The reason why I am enamoured just so with Casa Fiesta is because Mrs. Hullabaloo has been ordered to follow a special diet per the doctors. Very unfun, I know - but I have been making it fun nonetheless. Casa Fiesta doesn't have all of the weird ingredients that many of the other brands have that might make you grow a third eye or something. The ingredient list is plain and simple. Their taco shells are gluten-wheat free and are made with coconut oil, which is a healthful high temp cooking oil for those of us on anti-inflammatory diets. So y'all go on and make your Casa a Fiesta ~ Ole!
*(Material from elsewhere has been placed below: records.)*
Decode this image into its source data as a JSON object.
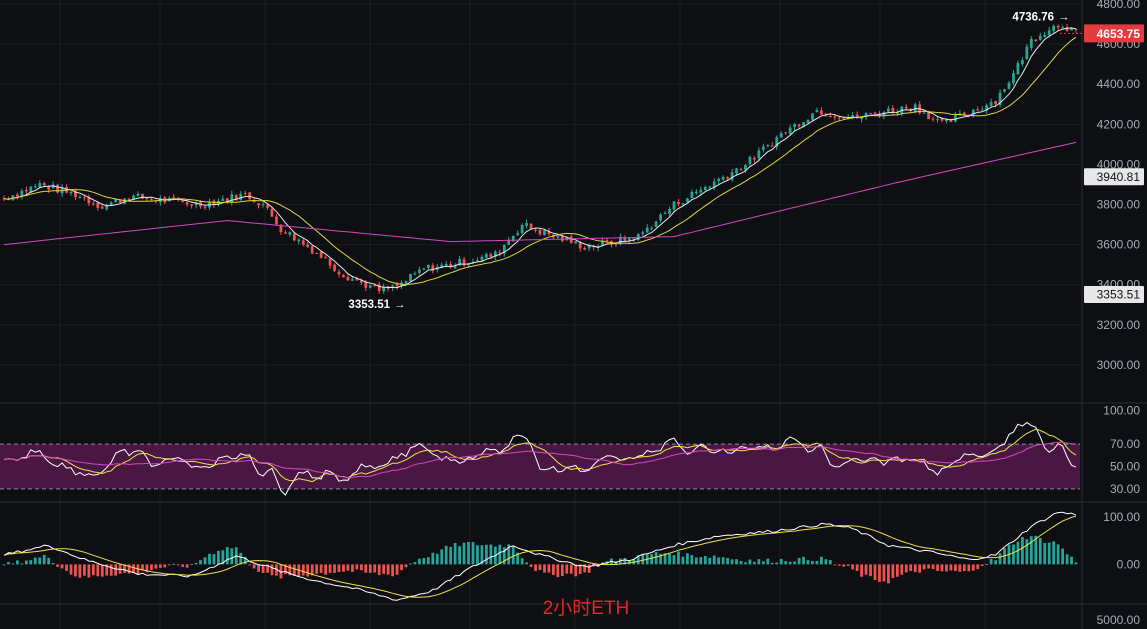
{
  "chart_data": [
    {
      "type": "candlestick",
      "title": "",
      "caption": "2小时ETH",
      "x_range": [
        0,
        240
      ],
      "y_range": [
        2850,
        4820
      ],
      "y_ticks": [
        "4800.00",
        "4600.00",
        "4400.00",
        "4200.00",
        "4000.00",
        "3800.00",
        "3600.00",
        "3400.00",
        "3200.00",
        "3000.00"
      ],
      "y_tick_values": [
        4800,
        4600,
        4400,
        4200,
        4000,
        3800,
        3600,
        3400,
        3200,
        3000
      ],
      "last_price_label": "4653.75",
      "last_price": 4653.75,
      "price_labels": [
        "3940.81",
        "3353.51"
      ],
      "price_label_values": [
        3940.81,
        3353.51
      ],
      "max_label": "4736.76",
      "max_value": 4736.76,
      "min_label": "3353.51",
      "min_value": 3353.51,
      "close_anchors": [
        [
          0,
          3830
        ],
        [
          8,
          3900
        ],
        [
          16,
          3850
        ],
        [
          22,
          3790
        ],
        [
          28,
          3840
        ],
        [
          36,
          3820
        ],
        [
          44,
          3800
        ],
        [
          54,
          3850
        ],
        [
          58,
          3800
        ],
        [
          62,
          3680
        ],
        [
          70,
          3560
        ],
        [
          76,
          3450
        ],
        [
          84,
          3370
        ],
        [
          88,
          3390
        ],
        [
          94,
          3480
        ],
        [
          100,
          3500
        ],
        [
          110,
          3550
        ],
        [
          116,
          3700
        ],
        [
          122,
          3650
        ],
        [
          130,
          3590
        ],
        [
          136,
          3610
        ],
        [
          142,
          3640
        ],
        [
          150,
          3800
        ],
        [
          158,
          3900
        ],
        [
          166,
          4000
        ],
        [
          174,
          4150
        ],
        [
          182,
          4270
        ],
        [
          190,
          4230
        ],
        [
          196,
          4260
        ],
        [
          204,
          4290
        ],
        [
          210,
          4200
        ],
        [
          216,
          4260
        ],
        [
          222,
          4320
        ],
        [
          226,
          4450
        ],
        [
          230,
          4620
        ],
        [
          234,
          4680
        ],
        [
          237,
          4700
        ],
        [
          240,
          4653.75
        ]
      ],
      "ma_fast_color": "#e8e8e8",
      "ma_slow_color": "#e0d63a",
      "ma_long_color": "#d548c4",
      "ma_long_anchors": [
        [
          0,
          3600
        ],
        [
          50,
          3720
        ],
        [
          100,
          3615
        ],
        [
          150,
          3640
        ],
        [
          200,
          3910
        ],
        [
          240,
          4110
        ]
      ],
      "up_color": "#26a69a",
      "down_color": "#ef5350"
    },
    {
      "type": "line",
      "indicator": "RSI",
      "x_range": [
        0,
        240
      ],
      "y_range": [
        20,
        105
      ],
      "y_ticks": [
        "100.00",
        "70.00",
        "50.00",
        "30.00"
      ],
      "y_tick_values": [
        100,
        70,
        50,
        30
      ],
      "band": [
        30,
        70
      ],
      "band_color": "#4a1642",
      "series_colors": [
        "#ffffff",
        "#f1e14a",
        "#d548c4"
      ]
    },
    {
      "type": "bar",
      "indicator": "MACD",
      "x_range": [
        0,
        240
      ],
      "y_range": [
        -75,
        125
      ],
      "y_ticks": [
        "100.00",
        "0.00"
      ],
      "y_tick_values": [
        100,
        0
      ],
      "macd_anchors": [
        [
          0,
          20
        ],
        [
          10,
          40
        ],
        [
          18,
          10
        ],
        [
          30,
          -20
        ],
        [
          42,
          -25
        ],
        [
          52,
          18
        ],
        [
          62,
          -15
        ],
        [
          70,
          -35
        ],
        [
          78,
          -50
        ],
        [
          88,
          -75
        ],
        [
          96,
          -55
        ],
        [
          104,
          -10
        ],
        [
          114,
          40
        ],
        [
          120,
          20
        ],
        [
          130,
          -5
        ],
        [
          140,
          10
        ],
        [
          150,
          40
        ],
        [
          160,
          60
        ],
        [
          172,
          70
        ],
        [
          184,
          85
        ],
        [
          190,
          75
        ],
        [
          198,
          40
        ],
        [
          208,
          25
        ],
        [
          216,
          10
        ],
        [
          222,
          20
        ],
        [
          230,
          80
        ],
        [
          236,
          110
        ],
        [
          240,
          105
        ]
      ],
      "hist_colors": [
        "#26a69a",
        "#ef5350"
      ]
    },
    {
      "type": "bar",
      "indicator": "Volume",
      "y_ticks": [
        "5000.00"
      ],
      "y_tick_values": [
        5000
      ]
    }
  ]
}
While on the same note of latin flavors, I mentioned Honduran Coleslaw cause Coach and Mrs. Hullabaloo had a life changing lunch in Gert Town. YES! We took our life in our own hands and went to Telamar Restaurant on Washington Avenue (next to the Rhodes Funeral Home at Washington+Broad). OMG, the cabbage was mixed with a tangy red mayo sauce and was delish. Telamar serves this deliciousness with their pork chops or fried chicken on a bed of plantains. Don't let the sideways glances from the other patrons detain you trying to figure out their English Optional menu. It is a scary good meal. I say scary cause half the time you are scared to death about getting mugged or worse in that parking lot, but you are just glued to the deliciousness of the meal they have just served you.

Have a wonderful weekend my chickens! Just a few weeks to tailgating!!!